Der harmonisierte Verbraucherpreisindex (HVPI) besteht aus 12 Teilindizes, die entsprechend ihren Anteilen an den Gesamtausgaben der Haushalte gewichtet werden. Wenn im Durchschnitt 15 Prozent der Ausgaben auf Nahrungsmittel und alkoholfreie Getränke entfallen (Teilindex eins), so sollen diese im Gesamtindex auch ein Gewicht von 15 Prozent erhalten. Auf diese Weise käme jeder Ausgabenkategorie bei der berechneten Durchschnittsinflation die Bedeutung zu, die sie für einen durchschnittlichen Haushalt hat. Das ist der Anspruch der amtlichen Statistik. Aber Anspruch und Wirklichkeit gehen auch hier wie so oft auseinander.

In Deutschland betrifft der traditionell größte Teilindex den Bereich Wohnung, Wasser, Elektrizität, Gas und andere Brennstoffe (Teilindex vier). Er hat seit Mitte der 1990er Jahre immer mehr als 21 Prozent des Gesamtindexes ausgemacht. Zwischen 2020 und 2022 war das Gewicht auf etwas mehr als 25 Prozent angestiegen. Die amtliche Statistik ging also davon aus, dass deutsche Haushalte im Durchschnitt etwa ein Viertel ihrer Gesamtausgaben für Güter dieser Kategorie aufwenden. Dies ist in den Augen einiger Kritiker zu wenig. Viele Haushalte geben anteilig deutlich mehr für Güter dieser Art aus. In großen Ballungsgebieten kommt es häufig vor, dass mehr als ein Drittel des Einkommens allein für die Miete aufgewendet wird.

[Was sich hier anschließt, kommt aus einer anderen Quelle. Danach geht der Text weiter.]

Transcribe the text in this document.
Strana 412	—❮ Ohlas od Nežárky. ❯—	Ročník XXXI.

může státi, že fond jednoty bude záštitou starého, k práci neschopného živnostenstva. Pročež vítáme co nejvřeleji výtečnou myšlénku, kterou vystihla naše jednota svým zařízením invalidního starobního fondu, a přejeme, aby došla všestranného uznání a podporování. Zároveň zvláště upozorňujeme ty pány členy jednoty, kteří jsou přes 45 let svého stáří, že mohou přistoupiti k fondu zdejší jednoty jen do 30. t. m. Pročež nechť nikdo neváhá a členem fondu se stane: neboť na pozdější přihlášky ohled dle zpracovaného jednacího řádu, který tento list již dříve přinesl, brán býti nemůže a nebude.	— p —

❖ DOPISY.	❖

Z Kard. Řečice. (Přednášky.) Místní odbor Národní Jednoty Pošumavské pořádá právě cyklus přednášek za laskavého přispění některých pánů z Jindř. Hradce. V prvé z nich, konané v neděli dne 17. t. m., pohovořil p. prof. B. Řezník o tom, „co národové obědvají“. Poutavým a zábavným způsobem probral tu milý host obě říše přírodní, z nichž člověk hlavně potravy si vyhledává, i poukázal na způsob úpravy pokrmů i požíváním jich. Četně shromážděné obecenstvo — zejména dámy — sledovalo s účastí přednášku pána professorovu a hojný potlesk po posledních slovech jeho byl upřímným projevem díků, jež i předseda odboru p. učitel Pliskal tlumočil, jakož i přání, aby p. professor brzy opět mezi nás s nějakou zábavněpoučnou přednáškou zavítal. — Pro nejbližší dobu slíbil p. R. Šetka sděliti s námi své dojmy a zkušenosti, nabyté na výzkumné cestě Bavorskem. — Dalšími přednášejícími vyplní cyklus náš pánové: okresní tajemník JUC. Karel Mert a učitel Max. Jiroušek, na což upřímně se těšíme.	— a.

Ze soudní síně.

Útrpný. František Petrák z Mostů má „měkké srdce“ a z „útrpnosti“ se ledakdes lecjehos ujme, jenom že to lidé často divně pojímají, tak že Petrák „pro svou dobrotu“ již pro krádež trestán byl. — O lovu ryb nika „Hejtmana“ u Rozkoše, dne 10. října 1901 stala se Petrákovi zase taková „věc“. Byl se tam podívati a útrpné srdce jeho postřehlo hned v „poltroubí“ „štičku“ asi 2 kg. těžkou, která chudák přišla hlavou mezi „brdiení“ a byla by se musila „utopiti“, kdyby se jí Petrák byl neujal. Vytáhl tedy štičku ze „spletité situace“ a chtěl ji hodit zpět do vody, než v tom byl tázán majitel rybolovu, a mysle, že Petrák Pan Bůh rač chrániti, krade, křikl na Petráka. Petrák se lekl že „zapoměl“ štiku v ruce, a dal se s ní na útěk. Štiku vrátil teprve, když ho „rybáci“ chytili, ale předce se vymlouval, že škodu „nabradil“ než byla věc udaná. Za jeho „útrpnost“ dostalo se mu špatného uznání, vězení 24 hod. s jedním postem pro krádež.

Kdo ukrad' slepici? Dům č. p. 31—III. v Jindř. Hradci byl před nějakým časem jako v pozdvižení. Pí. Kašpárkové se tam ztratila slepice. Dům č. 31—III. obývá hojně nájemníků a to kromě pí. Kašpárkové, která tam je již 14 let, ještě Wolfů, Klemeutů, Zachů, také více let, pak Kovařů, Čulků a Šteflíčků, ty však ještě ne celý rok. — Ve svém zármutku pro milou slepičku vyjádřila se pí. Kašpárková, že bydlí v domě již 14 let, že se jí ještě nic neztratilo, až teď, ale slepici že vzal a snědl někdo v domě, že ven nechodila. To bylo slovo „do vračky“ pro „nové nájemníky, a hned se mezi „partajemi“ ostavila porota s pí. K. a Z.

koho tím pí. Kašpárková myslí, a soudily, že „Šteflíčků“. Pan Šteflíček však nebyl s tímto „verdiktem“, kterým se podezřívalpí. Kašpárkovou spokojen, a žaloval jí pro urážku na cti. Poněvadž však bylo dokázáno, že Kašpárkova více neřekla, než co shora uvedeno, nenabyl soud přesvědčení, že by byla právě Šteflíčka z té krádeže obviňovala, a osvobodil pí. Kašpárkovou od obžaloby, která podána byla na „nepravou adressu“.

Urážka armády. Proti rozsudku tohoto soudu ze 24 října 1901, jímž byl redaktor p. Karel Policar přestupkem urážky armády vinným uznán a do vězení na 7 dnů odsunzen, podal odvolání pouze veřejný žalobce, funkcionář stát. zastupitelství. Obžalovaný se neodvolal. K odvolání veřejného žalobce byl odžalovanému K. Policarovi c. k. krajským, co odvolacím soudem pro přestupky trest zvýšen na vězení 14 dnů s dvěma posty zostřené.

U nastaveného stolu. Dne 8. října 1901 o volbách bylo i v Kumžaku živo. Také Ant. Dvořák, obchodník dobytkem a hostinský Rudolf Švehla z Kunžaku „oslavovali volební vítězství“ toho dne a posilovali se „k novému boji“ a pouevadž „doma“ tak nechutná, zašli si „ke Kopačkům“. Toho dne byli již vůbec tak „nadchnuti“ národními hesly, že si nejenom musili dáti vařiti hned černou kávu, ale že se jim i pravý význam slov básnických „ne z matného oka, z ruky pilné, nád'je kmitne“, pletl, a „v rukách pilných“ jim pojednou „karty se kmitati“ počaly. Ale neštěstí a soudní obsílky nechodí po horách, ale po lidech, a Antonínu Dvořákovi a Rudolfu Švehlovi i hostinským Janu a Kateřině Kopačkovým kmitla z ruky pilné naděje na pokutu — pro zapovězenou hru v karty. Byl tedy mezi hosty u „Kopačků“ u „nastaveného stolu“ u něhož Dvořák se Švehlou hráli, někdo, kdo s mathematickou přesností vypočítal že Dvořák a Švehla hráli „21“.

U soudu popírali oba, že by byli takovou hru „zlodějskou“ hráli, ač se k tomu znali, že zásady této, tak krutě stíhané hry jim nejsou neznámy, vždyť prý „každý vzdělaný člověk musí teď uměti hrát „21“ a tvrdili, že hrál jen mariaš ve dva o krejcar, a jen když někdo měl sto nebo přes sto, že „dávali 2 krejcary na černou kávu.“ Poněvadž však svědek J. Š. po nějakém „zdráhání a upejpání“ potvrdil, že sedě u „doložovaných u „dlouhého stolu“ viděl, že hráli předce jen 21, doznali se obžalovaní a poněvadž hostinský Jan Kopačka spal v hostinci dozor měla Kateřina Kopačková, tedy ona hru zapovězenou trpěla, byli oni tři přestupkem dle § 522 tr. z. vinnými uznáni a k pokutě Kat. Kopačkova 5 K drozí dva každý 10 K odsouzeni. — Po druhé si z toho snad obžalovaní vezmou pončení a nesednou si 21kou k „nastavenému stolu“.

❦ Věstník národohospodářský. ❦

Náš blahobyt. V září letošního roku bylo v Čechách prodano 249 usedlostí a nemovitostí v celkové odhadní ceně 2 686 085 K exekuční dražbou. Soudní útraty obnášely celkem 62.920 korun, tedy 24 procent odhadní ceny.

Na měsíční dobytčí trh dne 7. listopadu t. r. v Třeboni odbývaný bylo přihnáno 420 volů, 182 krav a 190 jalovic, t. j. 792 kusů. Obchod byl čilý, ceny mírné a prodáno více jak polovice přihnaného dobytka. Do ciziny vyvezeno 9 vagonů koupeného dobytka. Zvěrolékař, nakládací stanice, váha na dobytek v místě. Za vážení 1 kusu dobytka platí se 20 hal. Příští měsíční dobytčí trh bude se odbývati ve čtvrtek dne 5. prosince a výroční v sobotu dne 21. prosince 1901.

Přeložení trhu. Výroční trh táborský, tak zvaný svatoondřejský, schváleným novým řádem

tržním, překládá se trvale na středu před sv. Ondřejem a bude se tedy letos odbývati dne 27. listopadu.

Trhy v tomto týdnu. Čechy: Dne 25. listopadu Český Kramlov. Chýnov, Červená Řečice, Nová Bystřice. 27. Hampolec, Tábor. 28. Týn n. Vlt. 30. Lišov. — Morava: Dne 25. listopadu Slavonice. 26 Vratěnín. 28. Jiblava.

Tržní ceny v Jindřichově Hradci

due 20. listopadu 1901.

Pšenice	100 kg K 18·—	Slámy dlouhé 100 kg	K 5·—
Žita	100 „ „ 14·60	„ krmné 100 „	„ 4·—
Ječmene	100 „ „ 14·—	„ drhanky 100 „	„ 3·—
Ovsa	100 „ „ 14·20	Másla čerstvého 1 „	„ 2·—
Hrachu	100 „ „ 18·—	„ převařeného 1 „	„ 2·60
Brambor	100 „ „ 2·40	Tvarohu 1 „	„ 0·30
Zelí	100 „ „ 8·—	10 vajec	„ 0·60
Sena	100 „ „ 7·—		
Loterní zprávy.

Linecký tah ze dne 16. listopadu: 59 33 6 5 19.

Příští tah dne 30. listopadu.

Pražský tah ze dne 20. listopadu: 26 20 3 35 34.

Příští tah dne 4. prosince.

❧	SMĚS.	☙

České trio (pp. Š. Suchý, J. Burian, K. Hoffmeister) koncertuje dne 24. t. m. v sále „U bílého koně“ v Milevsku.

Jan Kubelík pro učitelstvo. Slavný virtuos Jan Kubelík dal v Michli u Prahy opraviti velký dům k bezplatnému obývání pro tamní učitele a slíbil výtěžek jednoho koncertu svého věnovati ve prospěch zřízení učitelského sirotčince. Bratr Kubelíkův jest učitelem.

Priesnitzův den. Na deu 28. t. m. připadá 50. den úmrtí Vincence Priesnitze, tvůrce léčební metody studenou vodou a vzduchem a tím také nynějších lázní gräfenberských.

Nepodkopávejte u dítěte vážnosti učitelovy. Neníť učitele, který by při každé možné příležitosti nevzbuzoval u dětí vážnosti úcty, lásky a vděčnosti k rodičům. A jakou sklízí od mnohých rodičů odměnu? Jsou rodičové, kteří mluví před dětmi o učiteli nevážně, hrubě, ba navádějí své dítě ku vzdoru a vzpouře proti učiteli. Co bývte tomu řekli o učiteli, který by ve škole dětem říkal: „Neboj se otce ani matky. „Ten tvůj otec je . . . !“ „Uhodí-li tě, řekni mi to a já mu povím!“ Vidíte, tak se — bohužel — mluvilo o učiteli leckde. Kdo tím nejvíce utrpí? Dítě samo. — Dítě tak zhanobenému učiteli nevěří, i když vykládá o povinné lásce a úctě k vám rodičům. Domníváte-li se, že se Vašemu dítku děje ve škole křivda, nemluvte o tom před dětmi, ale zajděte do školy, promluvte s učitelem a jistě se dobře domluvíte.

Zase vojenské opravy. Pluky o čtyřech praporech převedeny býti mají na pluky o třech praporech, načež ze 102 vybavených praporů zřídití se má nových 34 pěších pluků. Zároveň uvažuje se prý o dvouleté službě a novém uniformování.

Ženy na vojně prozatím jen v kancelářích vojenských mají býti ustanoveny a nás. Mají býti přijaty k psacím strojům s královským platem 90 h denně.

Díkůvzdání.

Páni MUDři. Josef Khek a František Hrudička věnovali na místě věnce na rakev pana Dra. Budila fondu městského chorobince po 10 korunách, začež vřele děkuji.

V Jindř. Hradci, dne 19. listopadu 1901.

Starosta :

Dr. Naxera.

Im Jahr 2023 gab es nun eine unerwartete Veränderung. Das Statistische Bundesamt hat die Gewichtung für den Teilindex vier nicht etwa erhöht, sondern von 25,2 Prozent im Vorjahr auf 16,5 Prozent heruntergesetzt. Eine stichhaltige Begründung dafür wurde bisher nicht geliefert. Auf der Internetseite des Statistischen Bundesamtes finden sich nur leere Phrasen: „Die seit dem Jahr 2020 vorherrschende Corona-Pandemie mit ihren Einschränkungen für das öffentliche Leben und den daraus resultierenden Folgen, macht auch im dritten Jahr in Folge eine Änderung des üblichen Vorgehens bei der Aktualisierung der Gütergewichte notwendig.“     

Wie soll man eine so unplausible Anpassung auch begründen? Inhaltlich bedeutet sie, dass die amtliche Statistik ab sofort davon ausgeht, dass der durchschnittliche deutsche Haushalt nur noch 16,5 Prozent der Gesamtausgaben für Wohnung, Wasser, Elektrizität, Gas und andere Brennstoffe aufwendet. Ob diese Annahme realistisch ist, kann jeder einmal für sich selbst überlegen.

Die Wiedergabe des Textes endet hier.